Palmitic acid and lipopolysaccharide induce macrophage TNFα secretion, suppressing browning regulators and mitochondrial respiration in adipocytes

Obesity and its associated pro-inflammatory activity contribute significantly to metabolic dysfunction. In contrast, browning of white adipose tissue (WAT) generally improves metabolic health. Our prior research suggested that macrophage-derived pro-inflammatory cytokines suppress key regulators of browning—adrenergic receptor β3 (Adrb3) and peroxisome proliferator-activated receptor γ (Pparg)—as well as energy metabolism mediators—insulin receptor substrate 1 (Irs1) and hormone-sensitive lipase (Lipe)—in diet-induced obese mice. To explore this mechanism, we developed an in vitro model using RAW264.7 macrophages and 3T3-L1 adipocytes exposed to palmitic acid (PA) and/or lipopolysaccharide (LPS).
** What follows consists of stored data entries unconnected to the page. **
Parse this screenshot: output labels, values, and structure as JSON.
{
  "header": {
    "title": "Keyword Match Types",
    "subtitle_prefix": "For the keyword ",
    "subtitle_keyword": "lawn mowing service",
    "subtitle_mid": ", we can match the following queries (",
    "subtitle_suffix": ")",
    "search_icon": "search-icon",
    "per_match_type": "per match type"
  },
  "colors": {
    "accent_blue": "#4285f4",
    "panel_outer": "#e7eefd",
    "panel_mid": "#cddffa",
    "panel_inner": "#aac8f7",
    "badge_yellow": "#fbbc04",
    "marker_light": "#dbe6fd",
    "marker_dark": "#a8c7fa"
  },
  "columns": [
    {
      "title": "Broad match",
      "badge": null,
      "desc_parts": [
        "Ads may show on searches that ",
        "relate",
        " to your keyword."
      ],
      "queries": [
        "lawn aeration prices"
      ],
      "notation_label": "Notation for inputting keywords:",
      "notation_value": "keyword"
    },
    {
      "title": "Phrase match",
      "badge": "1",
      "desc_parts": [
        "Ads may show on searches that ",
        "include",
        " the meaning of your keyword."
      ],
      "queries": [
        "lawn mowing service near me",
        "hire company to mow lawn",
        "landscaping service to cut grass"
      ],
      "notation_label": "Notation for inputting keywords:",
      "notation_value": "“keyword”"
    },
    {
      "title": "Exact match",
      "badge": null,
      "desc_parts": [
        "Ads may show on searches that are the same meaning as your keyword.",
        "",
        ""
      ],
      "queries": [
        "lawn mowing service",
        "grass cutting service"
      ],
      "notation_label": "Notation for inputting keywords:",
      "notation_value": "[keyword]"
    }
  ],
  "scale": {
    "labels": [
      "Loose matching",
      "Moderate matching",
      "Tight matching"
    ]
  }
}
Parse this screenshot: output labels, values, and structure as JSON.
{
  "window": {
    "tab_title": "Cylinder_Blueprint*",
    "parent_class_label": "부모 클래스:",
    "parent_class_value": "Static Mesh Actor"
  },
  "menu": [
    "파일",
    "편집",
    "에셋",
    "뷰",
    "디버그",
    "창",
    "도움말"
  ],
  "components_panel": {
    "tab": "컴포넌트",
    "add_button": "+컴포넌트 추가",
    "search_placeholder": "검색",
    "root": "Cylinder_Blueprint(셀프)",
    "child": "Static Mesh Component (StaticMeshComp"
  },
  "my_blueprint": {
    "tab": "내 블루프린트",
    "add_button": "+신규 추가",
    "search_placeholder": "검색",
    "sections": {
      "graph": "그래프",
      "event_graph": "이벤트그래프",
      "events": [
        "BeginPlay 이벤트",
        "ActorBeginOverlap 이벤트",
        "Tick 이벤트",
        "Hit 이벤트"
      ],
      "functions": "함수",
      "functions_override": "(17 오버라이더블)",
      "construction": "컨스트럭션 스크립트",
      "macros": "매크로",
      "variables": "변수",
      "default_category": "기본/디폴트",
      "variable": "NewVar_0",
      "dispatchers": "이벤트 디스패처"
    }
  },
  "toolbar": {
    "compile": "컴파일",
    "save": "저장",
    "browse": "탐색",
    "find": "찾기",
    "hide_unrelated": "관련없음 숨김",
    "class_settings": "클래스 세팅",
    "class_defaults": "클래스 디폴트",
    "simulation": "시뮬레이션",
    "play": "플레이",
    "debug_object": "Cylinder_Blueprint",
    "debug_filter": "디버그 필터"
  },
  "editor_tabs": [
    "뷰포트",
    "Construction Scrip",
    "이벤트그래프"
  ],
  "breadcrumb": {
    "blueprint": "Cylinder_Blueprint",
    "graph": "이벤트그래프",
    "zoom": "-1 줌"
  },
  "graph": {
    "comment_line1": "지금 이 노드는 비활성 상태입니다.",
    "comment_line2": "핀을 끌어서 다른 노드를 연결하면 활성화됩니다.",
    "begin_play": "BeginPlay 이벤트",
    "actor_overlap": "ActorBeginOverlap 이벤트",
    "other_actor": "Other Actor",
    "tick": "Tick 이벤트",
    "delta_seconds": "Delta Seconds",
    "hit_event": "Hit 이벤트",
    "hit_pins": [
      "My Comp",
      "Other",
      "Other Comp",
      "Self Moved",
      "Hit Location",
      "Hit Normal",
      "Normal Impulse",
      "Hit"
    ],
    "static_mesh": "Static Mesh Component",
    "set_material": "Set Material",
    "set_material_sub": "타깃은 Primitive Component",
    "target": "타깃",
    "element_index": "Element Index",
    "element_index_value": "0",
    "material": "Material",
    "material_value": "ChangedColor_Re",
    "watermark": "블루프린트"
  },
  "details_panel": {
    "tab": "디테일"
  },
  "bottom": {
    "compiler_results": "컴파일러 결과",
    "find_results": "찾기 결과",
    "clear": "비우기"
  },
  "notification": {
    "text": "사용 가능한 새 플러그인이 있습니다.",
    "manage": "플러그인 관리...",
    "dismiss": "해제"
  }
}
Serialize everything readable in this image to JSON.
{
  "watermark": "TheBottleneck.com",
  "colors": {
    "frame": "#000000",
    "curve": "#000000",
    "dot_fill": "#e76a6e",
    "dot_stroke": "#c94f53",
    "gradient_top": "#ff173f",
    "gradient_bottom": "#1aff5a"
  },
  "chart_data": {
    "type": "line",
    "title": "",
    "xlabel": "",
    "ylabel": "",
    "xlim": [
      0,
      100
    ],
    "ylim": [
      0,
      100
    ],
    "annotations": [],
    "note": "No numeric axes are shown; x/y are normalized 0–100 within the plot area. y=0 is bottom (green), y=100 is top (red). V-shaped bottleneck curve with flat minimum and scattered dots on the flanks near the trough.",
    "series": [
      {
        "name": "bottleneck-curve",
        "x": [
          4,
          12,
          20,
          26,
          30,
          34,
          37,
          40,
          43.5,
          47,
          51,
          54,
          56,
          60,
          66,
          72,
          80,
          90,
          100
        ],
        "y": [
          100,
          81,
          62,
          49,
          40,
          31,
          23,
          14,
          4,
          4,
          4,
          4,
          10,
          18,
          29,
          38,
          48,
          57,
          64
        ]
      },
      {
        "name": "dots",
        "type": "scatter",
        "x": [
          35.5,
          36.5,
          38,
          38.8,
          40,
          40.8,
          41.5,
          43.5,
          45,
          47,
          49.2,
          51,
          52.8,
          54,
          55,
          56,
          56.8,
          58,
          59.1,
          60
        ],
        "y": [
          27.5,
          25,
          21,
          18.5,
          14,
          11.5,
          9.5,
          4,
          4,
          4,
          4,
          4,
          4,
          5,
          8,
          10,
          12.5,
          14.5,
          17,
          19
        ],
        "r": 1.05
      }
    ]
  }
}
PA (200 μM) and LPS (1.0 μg/ml) synergistically promoted M1 polarization of macrophages and secretion of pro-inflammatory cytokines, with tumor necrosis factor-α (TNFα), C-C motif chemokine ligand 2 (CCL2), CCL5, and interleukin-6 (IL-6) being predominant. Conditioned media from both control and PA-treated macrophages, when exposed to LPS ≥0.01 μg/ml, significantly downregulated Adrb3, Pparg, Irs1, and Lipe in adipocytes. At physiologically relevant LPS levels (≤0.001 μg/ml), PA-treated macrophage media exerted greater suppression of these genes than controls. Among the cytokines, TNFα emerged as the primary mediator, significantly reducing expression of the four key regulators. Furthermore, adipocytes treated with TNFα exhibited significant reductions in both uncoupling protein 1 (Ucp1) expression and mitochondrial respiration. These findings demonstrate that exposure to obesity-associated factors (PA and LPS) induces macrophage-derived TNFα, which suppresses browning and mitochondrial function in adipocytes. This mechanism may inform new therapeutic strategies targeting TNFα to alleviate obesity-related metabolic disorders.